The moon was fuller than the night before, but its light was diffused by cloud. He could see quite clearly as he climbed the hill out of the village. It didn’t feel as cold as it had done earlier in the day. He stopped to relieve himself into the roadside bushes and almost lost his balance as a car screeched round the corner in a clatter of gravel. He zipped himself up and strode onwards. A strange sense of purpose filled him, even a sense of honour. Sir Galahad nearing the end of his quest. Marius Steen, the giant who seemed to have been looming over his life now for a week was about to be confronted. A fragment repeated itself inappropriately like a mantra in Charles’ mind. ‘My strength is as the strength of ten, because my heart is pure.’
He was almost disappointed when he reached the gates. He’d expected a great brazen trumpet hanging, with a legend in outlandish characters-‘Who dares to brave the giant’s wrath, let him sound this trump.’ And in the trees, clattering sadly, the armour of those who had dared, and failed in the combat. He turned to look at the trees, but they were bare. And the only sound was the wind breathing on their branches.

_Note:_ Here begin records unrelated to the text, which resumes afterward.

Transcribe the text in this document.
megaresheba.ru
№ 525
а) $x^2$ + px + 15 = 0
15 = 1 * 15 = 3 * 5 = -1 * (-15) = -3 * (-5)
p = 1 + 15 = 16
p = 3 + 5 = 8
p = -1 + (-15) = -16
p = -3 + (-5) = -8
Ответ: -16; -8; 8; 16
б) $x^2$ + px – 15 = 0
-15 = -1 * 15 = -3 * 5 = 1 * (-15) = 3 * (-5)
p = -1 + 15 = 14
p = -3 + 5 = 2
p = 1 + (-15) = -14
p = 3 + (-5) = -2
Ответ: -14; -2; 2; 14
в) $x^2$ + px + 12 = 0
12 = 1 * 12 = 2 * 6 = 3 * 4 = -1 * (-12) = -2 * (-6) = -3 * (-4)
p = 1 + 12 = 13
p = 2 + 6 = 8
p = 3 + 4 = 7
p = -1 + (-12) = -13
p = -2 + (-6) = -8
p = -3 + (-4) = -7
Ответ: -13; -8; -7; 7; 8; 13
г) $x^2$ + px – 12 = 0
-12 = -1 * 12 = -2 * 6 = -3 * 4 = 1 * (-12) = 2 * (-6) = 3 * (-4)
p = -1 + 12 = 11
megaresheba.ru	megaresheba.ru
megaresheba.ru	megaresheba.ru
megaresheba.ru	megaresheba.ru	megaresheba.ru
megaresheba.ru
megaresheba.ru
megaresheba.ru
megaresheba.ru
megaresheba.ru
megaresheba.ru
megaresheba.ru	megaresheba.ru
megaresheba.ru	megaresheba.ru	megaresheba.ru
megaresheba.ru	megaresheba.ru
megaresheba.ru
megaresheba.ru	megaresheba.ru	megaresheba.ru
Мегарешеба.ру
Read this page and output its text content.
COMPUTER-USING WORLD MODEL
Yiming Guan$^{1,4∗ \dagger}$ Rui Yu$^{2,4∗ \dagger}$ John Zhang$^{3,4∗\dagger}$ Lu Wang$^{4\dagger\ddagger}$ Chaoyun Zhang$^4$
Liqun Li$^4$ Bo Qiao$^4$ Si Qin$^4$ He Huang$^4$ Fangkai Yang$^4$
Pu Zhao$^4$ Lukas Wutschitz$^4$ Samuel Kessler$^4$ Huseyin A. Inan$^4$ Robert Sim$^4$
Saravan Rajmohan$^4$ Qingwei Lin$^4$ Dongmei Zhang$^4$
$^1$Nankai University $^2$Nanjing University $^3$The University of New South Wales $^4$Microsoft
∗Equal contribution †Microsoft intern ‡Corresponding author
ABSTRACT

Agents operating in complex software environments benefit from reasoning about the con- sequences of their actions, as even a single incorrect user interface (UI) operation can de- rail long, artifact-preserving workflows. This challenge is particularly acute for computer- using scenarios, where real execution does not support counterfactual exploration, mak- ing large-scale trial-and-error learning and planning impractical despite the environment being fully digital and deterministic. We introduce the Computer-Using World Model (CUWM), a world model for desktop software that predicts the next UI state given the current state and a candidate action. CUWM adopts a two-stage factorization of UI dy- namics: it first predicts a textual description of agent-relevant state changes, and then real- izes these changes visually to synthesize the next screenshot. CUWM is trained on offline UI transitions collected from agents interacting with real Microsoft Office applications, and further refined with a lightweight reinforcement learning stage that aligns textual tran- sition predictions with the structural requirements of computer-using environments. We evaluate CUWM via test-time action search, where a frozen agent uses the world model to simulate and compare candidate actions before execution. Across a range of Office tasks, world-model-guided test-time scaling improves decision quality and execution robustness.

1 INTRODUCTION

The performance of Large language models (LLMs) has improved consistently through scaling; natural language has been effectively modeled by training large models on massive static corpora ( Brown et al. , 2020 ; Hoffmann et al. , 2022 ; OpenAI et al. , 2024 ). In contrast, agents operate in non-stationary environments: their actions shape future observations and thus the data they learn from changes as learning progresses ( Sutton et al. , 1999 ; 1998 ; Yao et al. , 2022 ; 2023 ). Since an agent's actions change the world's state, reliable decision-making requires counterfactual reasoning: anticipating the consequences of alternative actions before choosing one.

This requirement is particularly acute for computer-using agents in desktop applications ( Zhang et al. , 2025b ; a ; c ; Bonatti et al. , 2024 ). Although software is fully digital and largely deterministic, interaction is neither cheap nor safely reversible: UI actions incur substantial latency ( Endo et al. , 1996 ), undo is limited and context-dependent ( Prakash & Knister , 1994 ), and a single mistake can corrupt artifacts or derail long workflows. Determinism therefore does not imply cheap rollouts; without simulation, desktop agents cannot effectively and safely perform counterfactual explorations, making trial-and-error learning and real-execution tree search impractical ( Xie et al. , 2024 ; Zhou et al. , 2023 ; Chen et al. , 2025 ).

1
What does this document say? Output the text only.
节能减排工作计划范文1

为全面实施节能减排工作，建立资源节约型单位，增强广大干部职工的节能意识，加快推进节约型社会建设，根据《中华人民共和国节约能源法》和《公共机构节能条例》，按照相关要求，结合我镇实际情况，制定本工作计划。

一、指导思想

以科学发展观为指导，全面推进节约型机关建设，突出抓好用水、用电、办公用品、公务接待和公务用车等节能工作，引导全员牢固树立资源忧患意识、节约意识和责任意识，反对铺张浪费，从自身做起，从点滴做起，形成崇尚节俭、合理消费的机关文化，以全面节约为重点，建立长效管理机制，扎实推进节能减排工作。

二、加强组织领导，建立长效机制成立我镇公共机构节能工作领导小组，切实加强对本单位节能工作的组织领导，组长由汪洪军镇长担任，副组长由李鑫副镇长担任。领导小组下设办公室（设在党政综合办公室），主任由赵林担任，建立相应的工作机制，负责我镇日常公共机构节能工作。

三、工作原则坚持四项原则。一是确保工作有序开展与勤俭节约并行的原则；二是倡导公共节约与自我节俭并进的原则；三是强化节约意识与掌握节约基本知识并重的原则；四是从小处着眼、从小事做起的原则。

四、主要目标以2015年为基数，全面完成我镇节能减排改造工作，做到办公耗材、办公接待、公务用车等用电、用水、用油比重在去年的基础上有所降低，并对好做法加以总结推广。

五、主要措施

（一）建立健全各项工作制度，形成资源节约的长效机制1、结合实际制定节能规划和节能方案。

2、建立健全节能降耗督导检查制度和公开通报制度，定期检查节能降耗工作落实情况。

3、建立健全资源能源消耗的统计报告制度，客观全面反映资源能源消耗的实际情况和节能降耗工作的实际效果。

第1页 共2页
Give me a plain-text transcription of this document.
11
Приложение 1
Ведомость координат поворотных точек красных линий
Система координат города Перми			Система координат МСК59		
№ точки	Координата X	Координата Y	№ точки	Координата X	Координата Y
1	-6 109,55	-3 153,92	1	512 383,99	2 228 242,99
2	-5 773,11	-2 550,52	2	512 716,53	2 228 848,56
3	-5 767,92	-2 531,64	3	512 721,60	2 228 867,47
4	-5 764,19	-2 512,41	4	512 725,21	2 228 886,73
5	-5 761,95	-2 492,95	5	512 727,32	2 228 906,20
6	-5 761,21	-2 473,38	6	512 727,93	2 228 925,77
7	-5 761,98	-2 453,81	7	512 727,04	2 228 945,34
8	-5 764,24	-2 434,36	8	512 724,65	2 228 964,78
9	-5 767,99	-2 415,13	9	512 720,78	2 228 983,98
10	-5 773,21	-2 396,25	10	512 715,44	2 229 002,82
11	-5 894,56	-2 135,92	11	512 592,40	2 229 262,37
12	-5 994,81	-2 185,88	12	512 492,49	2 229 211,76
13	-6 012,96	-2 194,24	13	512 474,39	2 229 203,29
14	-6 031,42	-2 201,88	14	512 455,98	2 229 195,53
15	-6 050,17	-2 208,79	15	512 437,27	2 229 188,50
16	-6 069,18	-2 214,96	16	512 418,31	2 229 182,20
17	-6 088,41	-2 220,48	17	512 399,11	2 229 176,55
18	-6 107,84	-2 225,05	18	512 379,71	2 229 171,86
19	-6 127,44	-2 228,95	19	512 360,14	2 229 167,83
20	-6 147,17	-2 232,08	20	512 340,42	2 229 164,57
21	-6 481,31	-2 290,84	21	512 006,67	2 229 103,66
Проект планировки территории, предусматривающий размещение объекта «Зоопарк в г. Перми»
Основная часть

Charles leant unsteadily against the gate-post and pressed the fluorescent button. He didn’t wait for any response, but pushed open the heavy white gates with a scrunch of gravel. The bungalow again seemed to have grown in the moonlight, and was now a Moorish temple, where the infidel foe lurked. A light shone through a chink in the curtains of a window above the garage door.
No one appeared as Charles approached the front door, but he felt as if he was being watched. Suddenly the night had become very silent. He beat a tattoo with the door-knocker, and again its reverberations filled the whole world. But no one came. The quarry was lying low.
Charles pushed the door but it was very solid. He backed away and looked along the front of the house. The windows appeared to be shut firm. Garage? He walked heavily down the ramp and grasped the handle that should lift the door up and over. Locked.